Copyright (c) The New York Times Company [June 3, 2018]
Review by Booklist Review
Sex Money Murder is the name of a New York City street gang founded by Peter Pistol Pete Rollack, a career criminal who in November 2000 would be sentenced to multiple life sentences for murder. By all accounts, it was a vicious, violent gang, and investigative journalist Green's book doesn't pull any punches. He traces the origins of SMM (as the gang is also known) and the environment in which it flourished: the drug-infested Bronx of the 1980s and '90s. He also focuses on the municipal and federal law-enforcement representatives who dedicated themselves to building cases against the gang's members no easy task, given the gang's propensity for murdering witnesses. Green's portraits of the good guys and the bad guys are richly layered and compelling: this is no simple cops-and-robbers story. It's a story about an entire way of life and the way people on both sides of the law have been affected by it. A fine piece of crime nonfiction.--Pitt, David Copyright 2018 Booklist
From Booklist, Copyright (c) American Library Association. Used with permission.
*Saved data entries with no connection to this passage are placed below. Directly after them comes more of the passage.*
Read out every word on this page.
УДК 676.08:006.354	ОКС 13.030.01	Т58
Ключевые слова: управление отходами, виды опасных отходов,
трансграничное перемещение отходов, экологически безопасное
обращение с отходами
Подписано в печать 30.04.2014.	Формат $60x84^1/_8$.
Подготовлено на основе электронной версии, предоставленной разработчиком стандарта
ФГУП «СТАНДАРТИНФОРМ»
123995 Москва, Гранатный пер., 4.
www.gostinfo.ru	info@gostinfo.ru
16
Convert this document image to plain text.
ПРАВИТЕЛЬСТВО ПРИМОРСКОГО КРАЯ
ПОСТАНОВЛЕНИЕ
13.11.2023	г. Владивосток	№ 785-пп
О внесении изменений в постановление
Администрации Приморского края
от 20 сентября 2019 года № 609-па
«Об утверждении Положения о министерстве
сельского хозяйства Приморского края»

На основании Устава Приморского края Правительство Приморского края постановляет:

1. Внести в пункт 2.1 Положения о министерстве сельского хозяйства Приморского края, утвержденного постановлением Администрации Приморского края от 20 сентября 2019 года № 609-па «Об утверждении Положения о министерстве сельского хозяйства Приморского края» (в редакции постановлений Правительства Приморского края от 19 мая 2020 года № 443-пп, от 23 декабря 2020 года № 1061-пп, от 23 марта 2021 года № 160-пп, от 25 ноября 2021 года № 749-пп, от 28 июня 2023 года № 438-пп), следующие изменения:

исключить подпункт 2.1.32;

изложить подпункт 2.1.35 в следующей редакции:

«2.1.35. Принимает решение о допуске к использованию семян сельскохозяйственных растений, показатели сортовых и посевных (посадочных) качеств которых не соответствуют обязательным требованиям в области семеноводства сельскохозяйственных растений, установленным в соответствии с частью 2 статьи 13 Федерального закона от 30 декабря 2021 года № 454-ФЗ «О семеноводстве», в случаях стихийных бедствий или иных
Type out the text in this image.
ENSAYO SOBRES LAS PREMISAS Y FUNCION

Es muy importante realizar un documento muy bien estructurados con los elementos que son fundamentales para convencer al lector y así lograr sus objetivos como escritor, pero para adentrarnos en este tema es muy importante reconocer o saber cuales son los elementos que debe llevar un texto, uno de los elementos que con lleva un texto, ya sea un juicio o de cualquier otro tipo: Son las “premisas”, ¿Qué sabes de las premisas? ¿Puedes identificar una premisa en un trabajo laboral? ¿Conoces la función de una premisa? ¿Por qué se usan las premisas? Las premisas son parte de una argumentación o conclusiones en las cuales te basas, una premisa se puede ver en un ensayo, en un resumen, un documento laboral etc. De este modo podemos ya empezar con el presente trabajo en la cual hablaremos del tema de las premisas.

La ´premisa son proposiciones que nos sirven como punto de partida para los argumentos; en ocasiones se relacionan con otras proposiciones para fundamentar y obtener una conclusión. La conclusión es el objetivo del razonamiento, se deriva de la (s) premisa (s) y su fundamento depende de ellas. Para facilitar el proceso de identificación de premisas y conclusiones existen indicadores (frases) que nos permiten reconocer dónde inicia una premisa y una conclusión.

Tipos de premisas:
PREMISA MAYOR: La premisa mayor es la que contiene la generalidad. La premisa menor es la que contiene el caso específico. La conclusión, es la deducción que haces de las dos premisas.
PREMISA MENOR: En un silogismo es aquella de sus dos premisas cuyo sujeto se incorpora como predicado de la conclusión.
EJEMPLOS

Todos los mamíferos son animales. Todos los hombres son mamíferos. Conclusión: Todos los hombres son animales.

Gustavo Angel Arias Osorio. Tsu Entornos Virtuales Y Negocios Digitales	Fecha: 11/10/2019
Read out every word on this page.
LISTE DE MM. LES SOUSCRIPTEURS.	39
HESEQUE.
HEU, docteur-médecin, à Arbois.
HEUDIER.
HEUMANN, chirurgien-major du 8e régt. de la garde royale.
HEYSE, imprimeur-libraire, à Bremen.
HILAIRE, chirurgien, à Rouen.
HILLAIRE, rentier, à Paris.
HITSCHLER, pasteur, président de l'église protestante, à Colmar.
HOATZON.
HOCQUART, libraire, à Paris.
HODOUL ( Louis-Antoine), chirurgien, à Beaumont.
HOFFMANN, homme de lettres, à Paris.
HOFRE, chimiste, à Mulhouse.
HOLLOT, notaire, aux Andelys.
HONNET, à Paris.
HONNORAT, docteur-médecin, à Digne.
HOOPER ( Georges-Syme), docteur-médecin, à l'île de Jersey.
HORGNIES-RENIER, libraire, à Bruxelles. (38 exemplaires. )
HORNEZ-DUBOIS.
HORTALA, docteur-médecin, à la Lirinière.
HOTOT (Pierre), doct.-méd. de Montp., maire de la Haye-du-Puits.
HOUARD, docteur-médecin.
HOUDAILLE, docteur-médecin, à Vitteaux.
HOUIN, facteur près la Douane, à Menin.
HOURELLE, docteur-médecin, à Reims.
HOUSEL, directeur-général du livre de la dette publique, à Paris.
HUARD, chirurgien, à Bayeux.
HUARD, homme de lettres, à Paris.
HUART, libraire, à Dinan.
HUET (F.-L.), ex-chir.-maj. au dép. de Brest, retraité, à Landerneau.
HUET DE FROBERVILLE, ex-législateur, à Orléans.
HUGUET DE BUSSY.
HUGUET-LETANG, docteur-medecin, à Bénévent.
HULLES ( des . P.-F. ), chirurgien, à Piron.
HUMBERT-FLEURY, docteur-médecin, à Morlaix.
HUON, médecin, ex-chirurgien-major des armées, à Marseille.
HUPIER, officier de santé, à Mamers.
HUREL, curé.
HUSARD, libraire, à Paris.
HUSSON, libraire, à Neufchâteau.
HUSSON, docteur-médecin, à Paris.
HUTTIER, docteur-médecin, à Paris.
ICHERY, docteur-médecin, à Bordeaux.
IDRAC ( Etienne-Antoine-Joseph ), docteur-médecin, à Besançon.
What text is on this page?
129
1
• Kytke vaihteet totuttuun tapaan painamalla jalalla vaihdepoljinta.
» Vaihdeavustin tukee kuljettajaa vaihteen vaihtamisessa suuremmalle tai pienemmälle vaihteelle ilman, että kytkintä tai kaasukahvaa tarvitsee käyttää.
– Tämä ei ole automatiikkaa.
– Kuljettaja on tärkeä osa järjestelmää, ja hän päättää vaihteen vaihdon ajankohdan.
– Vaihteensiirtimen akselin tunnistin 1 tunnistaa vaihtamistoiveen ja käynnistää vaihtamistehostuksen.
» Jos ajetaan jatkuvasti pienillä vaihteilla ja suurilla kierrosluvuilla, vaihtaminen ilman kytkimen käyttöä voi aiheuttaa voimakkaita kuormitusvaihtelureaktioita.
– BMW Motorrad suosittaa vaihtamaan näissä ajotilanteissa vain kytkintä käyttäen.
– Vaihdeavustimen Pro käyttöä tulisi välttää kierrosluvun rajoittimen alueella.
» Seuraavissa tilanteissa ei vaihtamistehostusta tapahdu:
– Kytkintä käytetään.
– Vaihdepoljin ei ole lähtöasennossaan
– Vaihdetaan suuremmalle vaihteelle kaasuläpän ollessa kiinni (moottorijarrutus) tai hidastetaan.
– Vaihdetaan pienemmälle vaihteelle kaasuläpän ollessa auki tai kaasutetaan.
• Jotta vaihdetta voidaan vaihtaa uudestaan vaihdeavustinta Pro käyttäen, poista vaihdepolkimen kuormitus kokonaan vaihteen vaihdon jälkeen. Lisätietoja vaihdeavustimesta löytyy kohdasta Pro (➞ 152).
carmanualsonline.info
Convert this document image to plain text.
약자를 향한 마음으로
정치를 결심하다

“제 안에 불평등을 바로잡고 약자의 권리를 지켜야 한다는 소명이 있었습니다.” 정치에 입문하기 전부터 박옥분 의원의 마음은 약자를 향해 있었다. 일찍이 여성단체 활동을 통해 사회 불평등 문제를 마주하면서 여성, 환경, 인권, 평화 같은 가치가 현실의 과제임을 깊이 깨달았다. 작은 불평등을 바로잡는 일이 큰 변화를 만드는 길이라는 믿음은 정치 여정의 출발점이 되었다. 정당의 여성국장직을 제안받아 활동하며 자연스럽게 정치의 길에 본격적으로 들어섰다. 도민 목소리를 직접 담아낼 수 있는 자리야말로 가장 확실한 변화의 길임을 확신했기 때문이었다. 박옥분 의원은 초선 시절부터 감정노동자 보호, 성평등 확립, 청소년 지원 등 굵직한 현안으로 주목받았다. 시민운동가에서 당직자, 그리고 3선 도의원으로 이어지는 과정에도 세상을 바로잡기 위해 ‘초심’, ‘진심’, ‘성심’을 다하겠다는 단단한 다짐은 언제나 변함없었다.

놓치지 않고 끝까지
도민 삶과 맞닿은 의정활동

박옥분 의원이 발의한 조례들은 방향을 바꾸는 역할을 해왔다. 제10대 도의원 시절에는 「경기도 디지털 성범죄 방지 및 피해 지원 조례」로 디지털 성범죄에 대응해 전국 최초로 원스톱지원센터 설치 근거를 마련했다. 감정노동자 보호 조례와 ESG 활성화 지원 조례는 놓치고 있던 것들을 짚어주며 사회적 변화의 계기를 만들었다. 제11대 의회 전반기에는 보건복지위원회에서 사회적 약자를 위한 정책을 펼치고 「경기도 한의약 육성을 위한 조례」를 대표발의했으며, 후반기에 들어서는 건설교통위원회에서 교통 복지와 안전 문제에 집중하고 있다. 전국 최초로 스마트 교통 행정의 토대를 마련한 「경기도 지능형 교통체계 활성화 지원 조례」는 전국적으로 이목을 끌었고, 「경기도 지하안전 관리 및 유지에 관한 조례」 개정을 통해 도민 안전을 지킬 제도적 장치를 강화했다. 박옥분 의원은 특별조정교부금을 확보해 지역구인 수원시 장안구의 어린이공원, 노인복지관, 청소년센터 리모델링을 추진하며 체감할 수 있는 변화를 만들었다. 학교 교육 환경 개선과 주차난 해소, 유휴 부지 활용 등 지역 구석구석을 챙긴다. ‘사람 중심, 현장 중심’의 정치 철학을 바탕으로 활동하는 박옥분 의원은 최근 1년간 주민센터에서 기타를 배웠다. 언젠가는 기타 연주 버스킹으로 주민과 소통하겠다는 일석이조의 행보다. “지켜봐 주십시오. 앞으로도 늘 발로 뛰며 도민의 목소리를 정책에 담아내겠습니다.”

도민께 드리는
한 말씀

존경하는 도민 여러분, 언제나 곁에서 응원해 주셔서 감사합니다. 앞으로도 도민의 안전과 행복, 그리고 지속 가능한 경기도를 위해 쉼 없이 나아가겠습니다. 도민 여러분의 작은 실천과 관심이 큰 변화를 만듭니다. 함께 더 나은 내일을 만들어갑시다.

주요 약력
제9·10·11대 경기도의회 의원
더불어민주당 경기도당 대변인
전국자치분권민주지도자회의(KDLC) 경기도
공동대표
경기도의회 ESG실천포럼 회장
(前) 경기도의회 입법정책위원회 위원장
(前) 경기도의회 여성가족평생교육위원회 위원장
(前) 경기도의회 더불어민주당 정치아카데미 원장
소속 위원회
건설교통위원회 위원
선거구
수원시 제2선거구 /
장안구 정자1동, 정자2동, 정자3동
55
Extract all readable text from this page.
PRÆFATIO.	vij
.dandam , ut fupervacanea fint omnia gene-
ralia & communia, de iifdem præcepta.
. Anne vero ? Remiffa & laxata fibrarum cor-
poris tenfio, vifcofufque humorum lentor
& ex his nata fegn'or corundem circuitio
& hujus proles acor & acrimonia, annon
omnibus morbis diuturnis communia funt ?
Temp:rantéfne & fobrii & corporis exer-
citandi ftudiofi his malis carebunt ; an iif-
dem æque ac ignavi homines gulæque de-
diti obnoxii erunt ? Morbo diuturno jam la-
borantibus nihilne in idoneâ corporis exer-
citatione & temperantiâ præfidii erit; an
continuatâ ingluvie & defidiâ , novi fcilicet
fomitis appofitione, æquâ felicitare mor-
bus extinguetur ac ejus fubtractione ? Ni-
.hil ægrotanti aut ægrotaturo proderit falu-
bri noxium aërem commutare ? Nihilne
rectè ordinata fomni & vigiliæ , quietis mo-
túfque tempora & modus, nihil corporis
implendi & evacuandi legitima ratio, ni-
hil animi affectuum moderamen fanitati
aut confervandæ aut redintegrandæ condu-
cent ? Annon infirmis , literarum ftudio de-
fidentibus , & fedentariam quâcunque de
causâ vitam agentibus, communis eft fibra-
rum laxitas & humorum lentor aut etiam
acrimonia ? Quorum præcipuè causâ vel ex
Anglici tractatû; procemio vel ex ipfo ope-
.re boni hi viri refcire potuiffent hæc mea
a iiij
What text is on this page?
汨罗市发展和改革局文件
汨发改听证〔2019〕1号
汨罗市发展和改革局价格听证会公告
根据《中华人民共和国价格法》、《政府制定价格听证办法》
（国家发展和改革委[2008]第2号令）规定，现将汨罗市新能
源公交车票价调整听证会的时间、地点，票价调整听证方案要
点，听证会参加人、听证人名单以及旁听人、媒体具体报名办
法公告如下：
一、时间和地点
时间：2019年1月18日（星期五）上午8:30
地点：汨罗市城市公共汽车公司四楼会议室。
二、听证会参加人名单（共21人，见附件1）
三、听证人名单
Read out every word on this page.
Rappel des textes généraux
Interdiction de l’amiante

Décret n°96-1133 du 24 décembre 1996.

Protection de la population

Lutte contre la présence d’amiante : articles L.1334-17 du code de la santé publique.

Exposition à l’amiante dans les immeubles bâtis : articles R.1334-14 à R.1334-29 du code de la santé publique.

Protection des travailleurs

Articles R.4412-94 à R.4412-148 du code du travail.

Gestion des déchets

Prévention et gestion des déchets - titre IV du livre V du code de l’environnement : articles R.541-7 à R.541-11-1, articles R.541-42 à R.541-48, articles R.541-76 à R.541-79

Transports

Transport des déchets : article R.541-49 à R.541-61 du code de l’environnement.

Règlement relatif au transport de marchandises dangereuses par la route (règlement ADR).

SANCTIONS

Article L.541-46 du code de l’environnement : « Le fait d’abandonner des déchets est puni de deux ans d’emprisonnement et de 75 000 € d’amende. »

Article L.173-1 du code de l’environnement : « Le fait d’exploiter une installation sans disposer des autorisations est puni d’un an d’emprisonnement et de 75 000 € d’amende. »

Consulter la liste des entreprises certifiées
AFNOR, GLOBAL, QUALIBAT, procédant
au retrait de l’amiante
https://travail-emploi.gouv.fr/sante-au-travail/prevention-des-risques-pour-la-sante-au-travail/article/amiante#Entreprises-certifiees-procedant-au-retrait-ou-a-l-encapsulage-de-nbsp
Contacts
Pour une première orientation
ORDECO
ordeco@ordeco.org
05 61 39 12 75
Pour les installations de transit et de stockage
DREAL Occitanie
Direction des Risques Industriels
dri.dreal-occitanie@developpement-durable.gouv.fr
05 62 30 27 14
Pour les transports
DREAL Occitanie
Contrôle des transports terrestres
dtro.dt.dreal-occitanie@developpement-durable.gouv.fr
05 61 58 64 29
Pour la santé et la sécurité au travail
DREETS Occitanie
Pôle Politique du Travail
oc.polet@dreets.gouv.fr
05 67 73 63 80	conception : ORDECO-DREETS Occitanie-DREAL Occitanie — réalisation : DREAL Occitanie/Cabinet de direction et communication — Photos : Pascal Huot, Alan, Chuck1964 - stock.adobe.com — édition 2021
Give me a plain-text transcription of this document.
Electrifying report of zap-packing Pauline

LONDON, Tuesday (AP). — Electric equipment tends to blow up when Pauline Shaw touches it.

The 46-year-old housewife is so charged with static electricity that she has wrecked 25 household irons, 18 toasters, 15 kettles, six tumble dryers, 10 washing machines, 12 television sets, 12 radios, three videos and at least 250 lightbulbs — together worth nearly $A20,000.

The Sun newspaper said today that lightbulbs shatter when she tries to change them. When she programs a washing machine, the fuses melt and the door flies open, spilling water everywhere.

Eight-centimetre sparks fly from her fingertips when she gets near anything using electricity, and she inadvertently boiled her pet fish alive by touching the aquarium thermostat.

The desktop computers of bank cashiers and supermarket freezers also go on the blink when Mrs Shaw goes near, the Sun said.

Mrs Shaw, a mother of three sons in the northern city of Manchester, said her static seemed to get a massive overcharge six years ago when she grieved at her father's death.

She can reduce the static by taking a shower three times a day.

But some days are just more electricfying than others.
Review by Kirkus Book Review
The bloody history of a violent Bronx-based gang in the middle of the crack epidemic.Journalist Green (Murder in the High Himalaya: Loyalty, Tragedy, and Escape from Tibet, 2010) initially focuses on the Bronx during the 1980s and '90s, digging deep to explain how it became infested with gang-related shootings and a massive wave of deadly drug abuse. The author then moves the narrative into the present, explaining why crime has returned to the Bronx in full force after a temporary reduction. Although the saga is populated by a variety of vivid characters, Green emphasizes the importance of winning the trust of two veteran New York City policemen, John O'Malley and Pete Forcelli, and two lifelong Bronx-based criminals with experience inside the gang known as Sex Money Murder. Though the African-American gangsters, Pipe and Suge, felt no reason to trust Green, a white man with a British accent, they reluctantly met with him at the behest of O'Malley and Forcelli, who had helped bring them to justice and then encouraged them to leave their lives of crime. (Pipe mostly succeeded in becoming a law-abiding citizen, while Suge mostly failed.) The author realized the difficulties inherent in verifying much of what he heard from the gang members, and he labored mightily for confirmation by checking court records, police reports, and photographs as well as by interviewing prosecutors and defense lawyers. The bloodiness of the SMM-related crimes, as well as the lack of contrition from Suge, Pipe, and their cohorts, may turn off some readers, but Green's insights into a culture unavailable to most readers are invaluable. As the author writes, "just north of my Manhattan apartment was a world as dangerous as any I had experienced as a journalist reporting in the favelas of Brazil, the garrisons of Kingston, Jamaica, or the killing fields of Colombia."A disturbing yet necessary, significant book by a journalist willing to place himself in danger.